Honey Street is a tiny hamlet in Wiltshire. The Kennet and Avon canal flows through it. The Alton Barnes White Horse, etched into a hillside, presides over Honey Street, and the various crop circles that appear regularly in the fields around it. The stones of Avebury are close by. As is Silbury Hill.
England at its most mysterious. And lovely. And elemental. And unfathomable.
This is not Guildford. Or Purley.
I lived in a nearby village for 10 years. 6 or 7 years ago, I met a woman in one of our 2 village pubs. She was visiting her daughters in the village. A friendly, blonde, Scandinavian looking woman, with a kind, calm, easy-going way about her. A woman from Wiltshire, who, I later discovered, was 49 years old.
Soon afterwards, this woman embarked on a series of actions, which mystified me. As many things in Wiltshire did. And do.
Honey Street is inspired by her. It alludes to things she actually did, but is not her story.
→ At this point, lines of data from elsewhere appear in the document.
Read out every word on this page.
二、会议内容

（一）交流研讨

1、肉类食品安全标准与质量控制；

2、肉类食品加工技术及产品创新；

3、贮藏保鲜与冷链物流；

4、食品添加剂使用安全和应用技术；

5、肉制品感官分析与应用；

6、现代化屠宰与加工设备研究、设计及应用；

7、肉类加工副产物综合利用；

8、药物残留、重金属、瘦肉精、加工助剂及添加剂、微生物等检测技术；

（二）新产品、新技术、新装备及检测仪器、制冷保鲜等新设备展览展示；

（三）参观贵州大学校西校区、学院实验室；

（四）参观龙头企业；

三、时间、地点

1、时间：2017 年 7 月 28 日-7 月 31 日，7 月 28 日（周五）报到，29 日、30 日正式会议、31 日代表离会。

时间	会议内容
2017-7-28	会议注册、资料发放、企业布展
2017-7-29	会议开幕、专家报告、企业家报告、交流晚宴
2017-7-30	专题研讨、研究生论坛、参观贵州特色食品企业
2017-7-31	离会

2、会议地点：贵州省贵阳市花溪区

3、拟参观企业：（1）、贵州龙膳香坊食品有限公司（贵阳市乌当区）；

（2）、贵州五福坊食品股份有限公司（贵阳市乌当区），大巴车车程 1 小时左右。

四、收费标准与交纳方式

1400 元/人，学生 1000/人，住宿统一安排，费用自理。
It's a fiction. An attempt to try and make sense of something seemingly senseless. It's also a love/hate letter to Wiltshire.
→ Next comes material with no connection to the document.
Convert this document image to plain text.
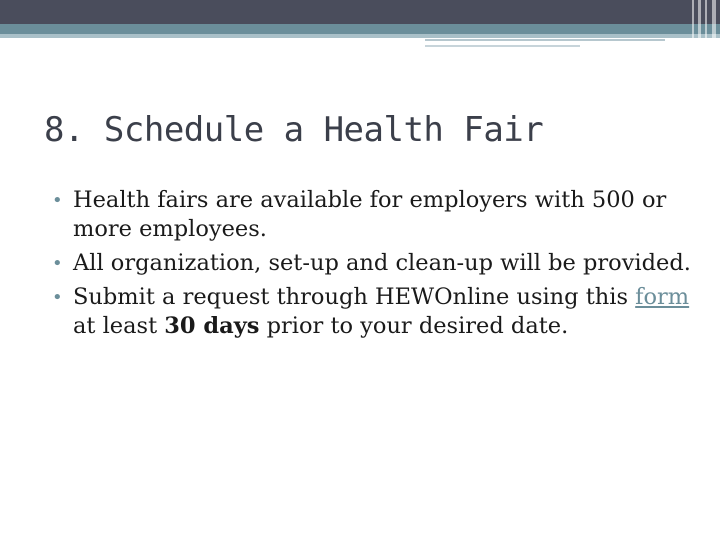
8. Schedule a Health Fair
• Health fairs are available for employers with 500 or more employees.
• All organization, set-up and clean-up will be provided.
• Submit a request through HEWOnline using this form at least 30 days prior to your desired date.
Some of Britain's finest actors are here. Often filming scenes in real situations. With real people coming in and out of shot. Sometimes the actors didn't know where the camera was. Sometimes the actors knew that they had only one chance to capture the scene. They were always brilliant. The sound was sometimes less than brilliant.
The feel of Honey Street is of a home movie that somehow curdles into a life of its own. Technical considerations have always taken secondary place to capturing something real.
The film is a total guess at what the Scandinavian looking woman, 49 years old, with a calm easy-going demeanour, whom I met for a matter of minutes in a Wiltshire village pub, might have been really like. Might have thought. Might have behaved like in her past. It does not for a second pretend to be an accurate portrayal.
The film is not Cluedo. The film has nobody searching for clues as to who did what to whom. And where. And with what. So it's already a rarity. But it does ask you to consider why. Why life that can seem so precious, can also seem so worthless.
I've loved the films of the Iranian directors, Panahi and Kiarostami. Honey Street is a, very humble, salute to them both.